Por supuesto, esta no es la parte más terrible del artículo de Sartelli. Tampoco es del todo exasperante el momento en que hace uso de la estrategia trotskista de vergüenza ajena por excelencia para atacar al actual gobierno: la enumeración histérica de hechos confusos (“Al [gobierno de Kirchner] que continuó esa verdadera confiscación permanente al salario obrero que es la devaluación, mientras subsidia a los capitales más grandes del país” ¿¿??) y la mención al hecho de que Cristina gasta mucho en ropa. Chiquitaje revolucionario que une a Sartelli con el programa que Lanata tiene ahora en Canal 26.
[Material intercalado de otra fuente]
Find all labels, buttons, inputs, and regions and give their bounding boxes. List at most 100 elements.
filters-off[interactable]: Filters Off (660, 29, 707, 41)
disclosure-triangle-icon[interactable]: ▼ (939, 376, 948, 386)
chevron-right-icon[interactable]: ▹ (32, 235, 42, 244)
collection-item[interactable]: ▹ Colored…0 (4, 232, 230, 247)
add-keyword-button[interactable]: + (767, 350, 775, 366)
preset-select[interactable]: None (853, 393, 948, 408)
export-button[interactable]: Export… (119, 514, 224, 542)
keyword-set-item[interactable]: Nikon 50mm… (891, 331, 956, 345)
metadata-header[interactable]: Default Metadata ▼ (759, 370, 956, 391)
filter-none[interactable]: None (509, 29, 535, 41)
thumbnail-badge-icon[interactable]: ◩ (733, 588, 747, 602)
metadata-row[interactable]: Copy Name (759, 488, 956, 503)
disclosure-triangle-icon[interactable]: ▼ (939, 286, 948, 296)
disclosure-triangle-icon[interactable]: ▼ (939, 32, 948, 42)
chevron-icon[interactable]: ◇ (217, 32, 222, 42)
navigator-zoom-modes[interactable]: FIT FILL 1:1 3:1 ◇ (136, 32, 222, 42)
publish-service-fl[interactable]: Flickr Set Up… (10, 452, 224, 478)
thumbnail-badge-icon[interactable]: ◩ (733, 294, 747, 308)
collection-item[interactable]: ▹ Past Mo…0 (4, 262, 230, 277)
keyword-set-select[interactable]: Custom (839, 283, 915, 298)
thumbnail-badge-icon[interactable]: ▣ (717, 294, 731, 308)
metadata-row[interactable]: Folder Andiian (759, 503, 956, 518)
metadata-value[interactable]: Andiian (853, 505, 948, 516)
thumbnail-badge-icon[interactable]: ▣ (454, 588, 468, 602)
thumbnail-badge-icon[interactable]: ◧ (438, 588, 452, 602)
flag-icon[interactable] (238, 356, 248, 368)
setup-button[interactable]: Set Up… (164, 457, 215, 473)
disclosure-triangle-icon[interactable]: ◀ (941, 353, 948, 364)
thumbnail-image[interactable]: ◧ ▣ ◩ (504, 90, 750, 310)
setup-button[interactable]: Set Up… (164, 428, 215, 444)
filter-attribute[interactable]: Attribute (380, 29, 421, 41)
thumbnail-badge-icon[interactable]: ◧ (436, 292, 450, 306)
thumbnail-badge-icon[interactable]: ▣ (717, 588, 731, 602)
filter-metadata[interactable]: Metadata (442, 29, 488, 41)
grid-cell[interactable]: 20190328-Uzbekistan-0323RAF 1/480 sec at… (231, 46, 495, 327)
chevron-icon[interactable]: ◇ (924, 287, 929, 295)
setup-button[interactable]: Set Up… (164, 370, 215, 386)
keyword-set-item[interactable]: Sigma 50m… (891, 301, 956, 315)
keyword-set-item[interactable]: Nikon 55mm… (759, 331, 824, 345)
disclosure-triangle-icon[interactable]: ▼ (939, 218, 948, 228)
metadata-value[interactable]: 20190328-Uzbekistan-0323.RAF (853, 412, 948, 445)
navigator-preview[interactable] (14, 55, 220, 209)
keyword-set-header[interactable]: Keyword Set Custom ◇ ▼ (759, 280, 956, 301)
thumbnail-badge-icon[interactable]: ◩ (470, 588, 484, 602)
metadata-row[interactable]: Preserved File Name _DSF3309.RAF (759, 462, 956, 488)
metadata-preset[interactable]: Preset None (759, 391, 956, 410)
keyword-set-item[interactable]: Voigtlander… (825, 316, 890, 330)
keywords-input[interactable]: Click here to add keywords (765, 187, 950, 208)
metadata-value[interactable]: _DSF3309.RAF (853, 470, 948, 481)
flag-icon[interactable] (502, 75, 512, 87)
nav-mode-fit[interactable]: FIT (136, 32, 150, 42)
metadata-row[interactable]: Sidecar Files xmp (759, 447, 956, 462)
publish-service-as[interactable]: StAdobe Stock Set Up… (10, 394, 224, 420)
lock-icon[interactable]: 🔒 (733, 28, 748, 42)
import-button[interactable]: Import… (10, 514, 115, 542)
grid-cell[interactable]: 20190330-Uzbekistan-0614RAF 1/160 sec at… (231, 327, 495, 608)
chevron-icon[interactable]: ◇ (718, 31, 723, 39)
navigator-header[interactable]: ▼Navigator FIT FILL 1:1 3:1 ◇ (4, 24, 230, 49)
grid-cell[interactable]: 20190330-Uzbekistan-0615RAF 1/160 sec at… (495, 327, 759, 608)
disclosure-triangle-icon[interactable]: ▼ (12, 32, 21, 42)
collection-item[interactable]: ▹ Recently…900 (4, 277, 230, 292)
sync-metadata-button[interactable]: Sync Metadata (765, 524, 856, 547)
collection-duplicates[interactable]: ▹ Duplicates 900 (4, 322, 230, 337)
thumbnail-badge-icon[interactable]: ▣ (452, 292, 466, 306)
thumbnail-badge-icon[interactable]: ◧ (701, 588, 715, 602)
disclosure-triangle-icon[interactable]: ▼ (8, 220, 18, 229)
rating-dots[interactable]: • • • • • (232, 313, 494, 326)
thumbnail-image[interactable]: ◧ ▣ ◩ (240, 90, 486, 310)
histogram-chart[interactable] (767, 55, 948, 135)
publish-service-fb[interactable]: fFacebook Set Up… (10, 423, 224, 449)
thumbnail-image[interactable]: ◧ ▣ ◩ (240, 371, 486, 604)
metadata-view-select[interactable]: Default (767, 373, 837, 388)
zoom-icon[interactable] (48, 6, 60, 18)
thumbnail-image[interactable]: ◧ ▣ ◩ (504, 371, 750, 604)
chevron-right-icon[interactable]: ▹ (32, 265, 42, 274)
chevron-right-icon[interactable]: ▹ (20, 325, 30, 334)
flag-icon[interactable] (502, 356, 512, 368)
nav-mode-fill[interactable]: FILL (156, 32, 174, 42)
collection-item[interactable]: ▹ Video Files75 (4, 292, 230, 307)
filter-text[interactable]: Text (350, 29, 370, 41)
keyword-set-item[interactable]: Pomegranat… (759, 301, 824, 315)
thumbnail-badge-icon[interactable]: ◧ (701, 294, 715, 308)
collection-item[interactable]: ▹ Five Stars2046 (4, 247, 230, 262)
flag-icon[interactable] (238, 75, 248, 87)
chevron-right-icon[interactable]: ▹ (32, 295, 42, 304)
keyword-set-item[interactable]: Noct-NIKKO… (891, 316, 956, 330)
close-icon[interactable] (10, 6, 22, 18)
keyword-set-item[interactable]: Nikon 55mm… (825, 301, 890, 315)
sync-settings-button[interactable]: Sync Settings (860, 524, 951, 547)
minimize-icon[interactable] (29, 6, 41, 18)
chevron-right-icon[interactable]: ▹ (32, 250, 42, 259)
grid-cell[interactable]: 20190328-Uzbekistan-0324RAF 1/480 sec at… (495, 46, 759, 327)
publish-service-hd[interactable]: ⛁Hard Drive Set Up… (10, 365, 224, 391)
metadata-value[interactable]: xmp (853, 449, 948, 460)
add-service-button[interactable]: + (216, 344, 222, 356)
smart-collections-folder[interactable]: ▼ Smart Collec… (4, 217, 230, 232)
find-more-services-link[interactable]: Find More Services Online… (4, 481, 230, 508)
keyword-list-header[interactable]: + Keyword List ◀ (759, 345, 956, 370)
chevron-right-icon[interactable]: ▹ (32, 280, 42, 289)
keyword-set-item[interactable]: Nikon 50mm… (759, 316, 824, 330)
Sí es terrible que tras el ejercicio esotérico y venial de Timote Sartelli identifique la “decadencia del intelectual peronista”. Pero está equivocado. Es claro que hay una decadencia. Nuestro historiador trotskista la tantea, la intuye en algún lado. Diagnostica mal, sin embargo, porque la degradación y ocaso no es del peronismo, sino de la generación de intelectuales a la que pertenece Feinmann, que progresivamente ha ido envejeciendo, y se ha vuelto incapaz de procesar los nuevos fenómenos socio-culturales a instancias de simplificarlos a veces –como en Timote– inexplicablemente. Ciertamente, la avejentada y taciturna emotividad setentista está en una crisis que se profundiza con su recursividad constante. La laboriosa incapacidad del colectivo Carta Abierta para interpelar a los sectores medios urbanos frente al conflicto del campo, por ejemplo, expresa los límites muy tangibles del proyecto cultural que la intelligentzia kirchnerista propone, y que se alojan en la incapacidad de intuir la nueva sensibilidad de época, que sí comprende –por ejemplo– la derecha macrista. Las reediciones inútiles, la perpetua revisión del peronismo del siglo XX, la misma insistencia con la inútil categoría de “intelectual”, la sujeción de la agenda cultural a la perpetua reelaboración de una tradición cultural y literaria y la tara de la “memoria”, son otras manifestaciones de una generación temerosa y derrotada. O, para decirlo distinto: el kirchnerismo está a la izquierda de sus intelectuales; y en gran medida ellos tienen la culpa de sus zonas tibias.
El peronismo, en cambio, sigue siendo ese gran horizonte simbólico que organiza el relato político argentino de las nuevas generaciones que se reproducen en circunstancias informales en espacios plebeyos.